LONDON - Copper prices fell to four-month lows on Tuesday as expectations of further rises in exchange inventories and the soaring dollar reinforced concerns about demand for industrial metals.

Benchmark copper on the London Metal Exchange (LME) was down 0.3% at $8,028 a metric ton in the official ring. Prices of the metal used widely in the power and construction industries earlier fell to $7.956.5 a ton, the lowest since May 26.

Stocks of copper in LME registered warehouses at 168,600 tons have climbed more than 200% since the middle of July and are at their highest since May last year.
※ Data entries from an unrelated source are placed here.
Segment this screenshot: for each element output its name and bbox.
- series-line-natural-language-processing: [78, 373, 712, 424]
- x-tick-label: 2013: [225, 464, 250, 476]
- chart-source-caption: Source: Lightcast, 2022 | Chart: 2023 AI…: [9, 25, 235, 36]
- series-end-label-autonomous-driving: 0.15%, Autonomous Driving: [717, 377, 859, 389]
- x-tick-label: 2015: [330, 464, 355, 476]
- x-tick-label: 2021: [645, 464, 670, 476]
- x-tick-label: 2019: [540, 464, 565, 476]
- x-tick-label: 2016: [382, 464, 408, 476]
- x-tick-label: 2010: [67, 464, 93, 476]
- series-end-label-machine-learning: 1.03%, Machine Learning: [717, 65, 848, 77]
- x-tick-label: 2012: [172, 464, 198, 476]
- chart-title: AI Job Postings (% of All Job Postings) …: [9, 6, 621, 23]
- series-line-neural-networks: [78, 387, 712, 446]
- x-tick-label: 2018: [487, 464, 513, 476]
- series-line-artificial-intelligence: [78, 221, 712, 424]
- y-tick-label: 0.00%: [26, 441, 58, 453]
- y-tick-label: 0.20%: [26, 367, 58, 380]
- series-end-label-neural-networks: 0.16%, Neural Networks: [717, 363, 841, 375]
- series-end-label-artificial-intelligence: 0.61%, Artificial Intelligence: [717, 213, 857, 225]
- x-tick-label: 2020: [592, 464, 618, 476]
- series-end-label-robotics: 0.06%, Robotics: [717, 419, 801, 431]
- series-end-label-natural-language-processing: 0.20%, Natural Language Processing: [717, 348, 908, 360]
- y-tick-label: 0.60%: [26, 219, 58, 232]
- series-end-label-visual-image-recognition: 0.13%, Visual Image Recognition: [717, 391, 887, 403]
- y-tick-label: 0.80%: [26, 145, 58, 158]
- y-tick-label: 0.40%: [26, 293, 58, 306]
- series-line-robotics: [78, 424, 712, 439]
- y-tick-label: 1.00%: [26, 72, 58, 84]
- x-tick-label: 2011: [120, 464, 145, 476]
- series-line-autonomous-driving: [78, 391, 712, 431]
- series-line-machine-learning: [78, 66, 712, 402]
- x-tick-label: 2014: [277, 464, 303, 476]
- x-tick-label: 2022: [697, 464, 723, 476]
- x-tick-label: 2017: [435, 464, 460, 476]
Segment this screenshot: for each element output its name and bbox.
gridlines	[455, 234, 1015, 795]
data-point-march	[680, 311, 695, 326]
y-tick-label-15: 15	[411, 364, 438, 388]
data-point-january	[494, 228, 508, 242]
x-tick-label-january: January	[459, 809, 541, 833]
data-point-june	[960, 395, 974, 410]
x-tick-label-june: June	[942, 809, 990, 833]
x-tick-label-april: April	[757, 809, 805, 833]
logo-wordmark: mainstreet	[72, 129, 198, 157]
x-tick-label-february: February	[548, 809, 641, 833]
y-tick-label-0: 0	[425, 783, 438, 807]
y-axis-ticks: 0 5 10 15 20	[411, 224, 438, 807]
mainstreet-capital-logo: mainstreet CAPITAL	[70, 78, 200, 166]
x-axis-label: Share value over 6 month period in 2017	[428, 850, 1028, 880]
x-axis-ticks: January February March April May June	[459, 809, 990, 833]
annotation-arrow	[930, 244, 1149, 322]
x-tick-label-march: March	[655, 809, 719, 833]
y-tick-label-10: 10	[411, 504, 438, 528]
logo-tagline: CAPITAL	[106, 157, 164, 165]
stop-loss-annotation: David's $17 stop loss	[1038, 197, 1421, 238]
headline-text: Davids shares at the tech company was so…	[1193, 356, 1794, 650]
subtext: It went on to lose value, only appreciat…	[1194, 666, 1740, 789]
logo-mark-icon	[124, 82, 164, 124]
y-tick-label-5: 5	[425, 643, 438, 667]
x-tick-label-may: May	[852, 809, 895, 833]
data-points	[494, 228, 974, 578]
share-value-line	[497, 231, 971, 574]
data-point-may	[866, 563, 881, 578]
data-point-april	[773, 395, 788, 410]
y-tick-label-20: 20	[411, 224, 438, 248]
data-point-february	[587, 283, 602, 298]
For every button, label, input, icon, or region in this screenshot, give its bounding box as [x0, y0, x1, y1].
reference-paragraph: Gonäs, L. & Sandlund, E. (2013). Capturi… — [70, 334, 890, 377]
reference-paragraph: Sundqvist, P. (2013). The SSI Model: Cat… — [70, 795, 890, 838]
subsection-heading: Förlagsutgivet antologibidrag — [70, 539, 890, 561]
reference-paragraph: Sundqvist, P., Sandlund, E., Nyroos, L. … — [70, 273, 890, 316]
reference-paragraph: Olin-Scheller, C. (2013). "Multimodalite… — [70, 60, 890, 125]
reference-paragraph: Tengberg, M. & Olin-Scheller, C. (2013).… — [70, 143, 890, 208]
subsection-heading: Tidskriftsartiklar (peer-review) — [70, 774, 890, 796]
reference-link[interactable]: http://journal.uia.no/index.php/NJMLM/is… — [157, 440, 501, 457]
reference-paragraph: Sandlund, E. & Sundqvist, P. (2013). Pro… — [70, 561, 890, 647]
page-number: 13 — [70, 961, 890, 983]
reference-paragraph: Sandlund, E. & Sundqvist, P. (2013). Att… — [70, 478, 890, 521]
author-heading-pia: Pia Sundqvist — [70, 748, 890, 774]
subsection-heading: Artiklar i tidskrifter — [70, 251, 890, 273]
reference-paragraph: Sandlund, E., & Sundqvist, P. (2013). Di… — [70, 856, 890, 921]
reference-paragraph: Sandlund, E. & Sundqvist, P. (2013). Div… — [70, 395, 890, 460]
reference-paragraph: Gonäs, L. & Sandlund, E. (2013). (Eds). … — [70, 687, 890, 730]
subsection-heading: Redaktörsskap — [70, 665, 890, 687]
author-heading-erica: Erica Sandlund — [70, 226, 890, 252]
A Europe-based trader said the physical copper market was subdued. "I would not be surprised even if more copper would be delivered onto LME."

This, he said, was despite the closure of Boliden's Ronnskar smelter in June which would normally have meant consumers looking for copper in the physical market.

Expectations of fresh copper deliveries to LME warehouses have seen the discount or contango for the cash over the three-month copper contract jump to a 21-year high at $75 a ton on Monday.

Also putting pressure on industrial metals prices was the stronger U.S. currency, which when it rises makes dollar-priced metals more expensive for holders of other currencies, subduing demand and weighing on prices.

This relationship is used to generate buy and sell signals by funds who trade using numerical models.

Elsewhere, three-month zinc retreated from the near-five-month high hit on Monday as the market factored in increasing supplies of the metal used to galvanise steel and mounting stocks. It was down 2.5% at $2,536 a ton.

Combined zinc inventories in LME and warehouses monitored by the Shanghai Futures Exchange (ShFE) fell back in the second and third quarters, but they are still up around 165% year-to-date.

In other metals, aluminium retreated 1.3% to $2,292, lead was down 0.8% at $2,128, tin rose 2.8% to $24,150 and nickel slipped 0.5% to $18,650 a ton.